FOR WHOM THE BELL TOLLS by Ernest Hemingway

“Yes,” Pilar said. “It was really he who planned all.”

“You for energy and resolution,” Agustín said. “But Pablo for the moving. Pablo for the retreat. Force him now to study it.”

“You are a man of intelligence.”

“Intelligent, yes,” Agustín said. “But sin picardia. Pablo for that.”

“With his fear and all?”

“With his fear and all.”

“And what do you think of the bridges?”

“It is necessary. That I know. Two things we must do. We must leave here and we must win. The bridges are necessary if we are to Win.”

“If Pablo is so smart, why does he not see that?”

“He wants things as they are for his own weakness. He wants tO stay in the eddy of his own weakness. But the river is rising. Forced to a change, he will be smart in the change. Es muy vivo.”

“It is good that the boy did not kill him.”

“Qué va. The gypsy wanted me to kill him last night. The gypsy is an animal.”

“You’re an animal, too,” she said. “But intelligent.”

“We are both intelligent,” Agustín said. “But the talent is Pablo!”

“But difficult to put up with. You do not know how ruined.”

“Yes. But a talent. Look, Pilar. To make war all you need is intelligence. But to win you need talent and material.”

“I will think it over,” she said. “We must start now. We are late.” Then, raising her voice, “English!” she called. “Inglés! Come on! Let us go.”

10

“Let us rest,” Pilar said to Robert Jordan. “Sit down here, Maria, and let us rest.”

“We should continue,” Robert Jordan said. “Rest when we get there. I must see this man.”

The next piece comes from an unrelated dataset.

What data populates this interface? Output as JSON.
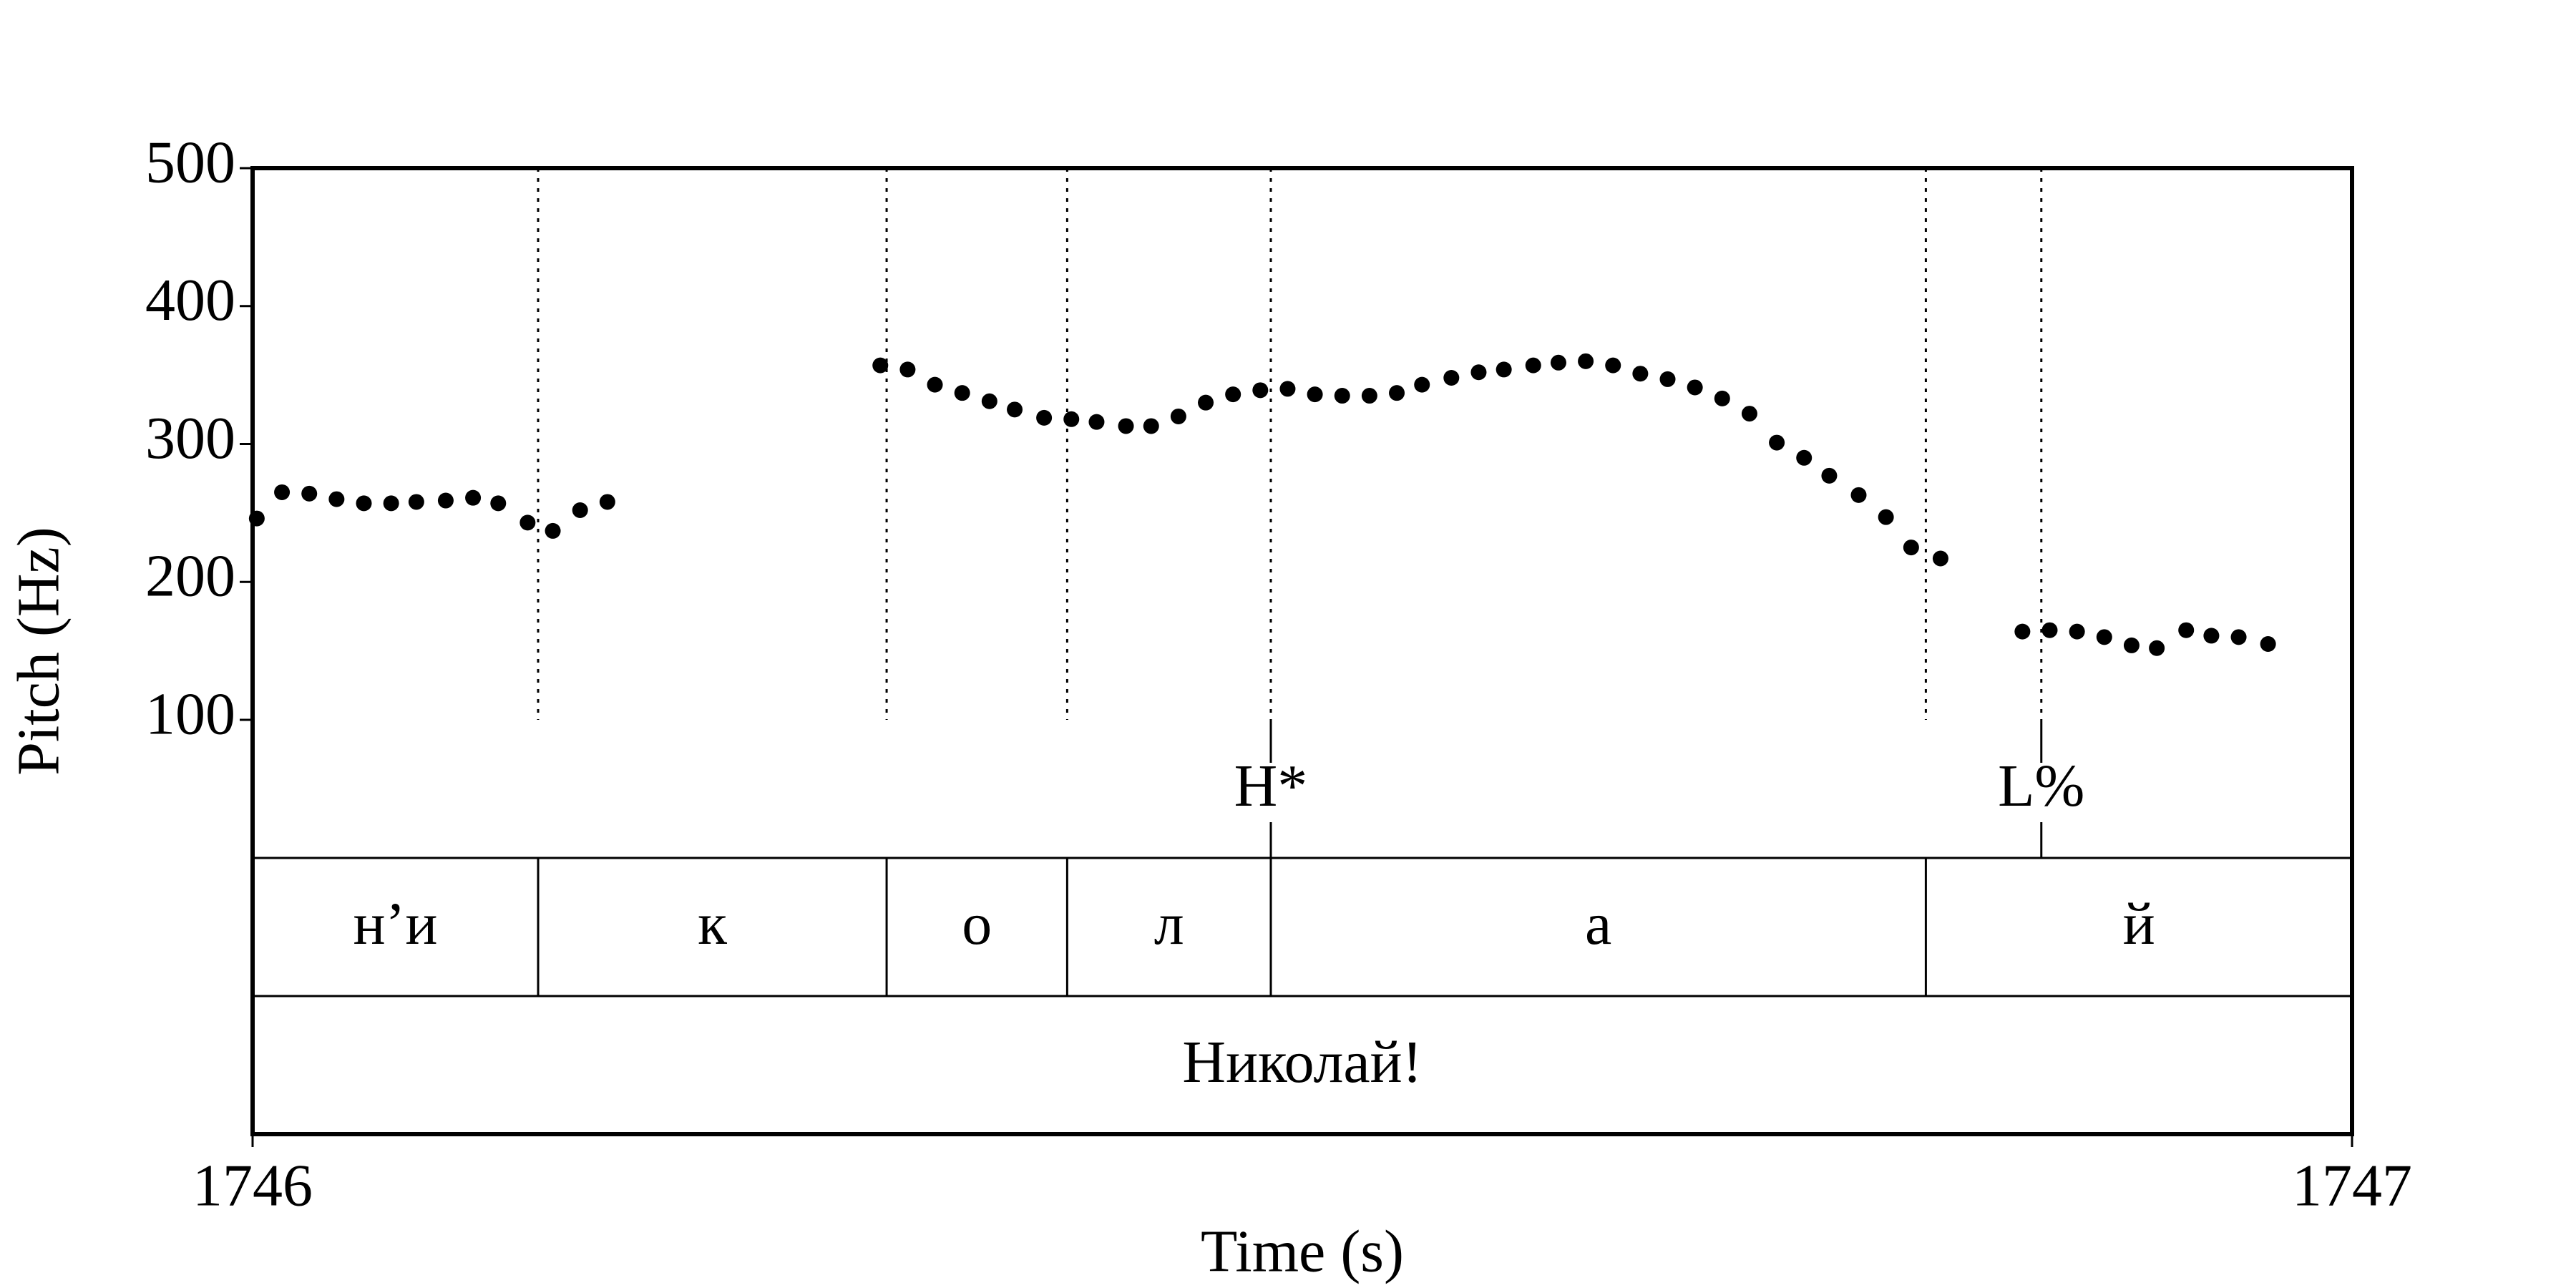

“You will see him,” the woman told him. “There is no hurry. Sit down here, Maria.”

“Come on,” Robert Jordan said. “Rest at the top.”

“I rest now,” the woman said, and sat down by the stream. The girl sat by her in the heather, the sun shining on her hair. Only Robert Jordan stood looking across the high mountain meadow with the trout brook running through it. There was heather growing where he stood. There were gray boulders rising from the yellow bracken that replaced the heather in the lower part of the meadow and below was the dark line of the pines.

“How far is it to El Sordo’s?” he asked.

“Not far,” the woman said. “It is across this open country, down into the next valley and above the timber at the head of the stream. Sit thee down and forget thy seriousness.”

“I want to see him and get it over with.”

“I want to bathe my feet,” the woman said and, taking off her rope-soled shoes and pulling off a heavy wool stocking, she put her right foot into the stream. “My God, it’s cold.”

“We should have taken horses,” Robert Jordan told her.

“This is good for me,” the woman said. “This is what I have been missing. What’s the matter with you?”

“Nothing, except that I am in a hurry.”

“Then calm yourself. There is much time. What a day it is and how I am contented not to be in pine trees. You cannot imagine how one can tire of pine trees. Aren’t you tired of the pines, guapa?”

“I like them,” the girl said.

“What can you like about them?”

“I like the odor and the feel of the needles under foot. I like the wind in the high trees and the creaking they make against each other.”

“You like anything,” Pilar said. “You are a gift to any man if you could cook a little better. But the pine tree makes a forest of boredom. Thou hast never known a forest of beech, nor of oak, nor of chestnut. Those are forests. In such forests each tree differs and there is character and beauty. A forest of pine trees is boredom. What do you say, Inglés?”

“I like the pines, too.”

“Pero, venga,” Pilar said. “Two of you. So do I like the pines, but we have been too long in these pines. Also I am tired of the mountains. In mountains there are only two directions. Down and up and down leads only to the road and the towns of the Fascists.”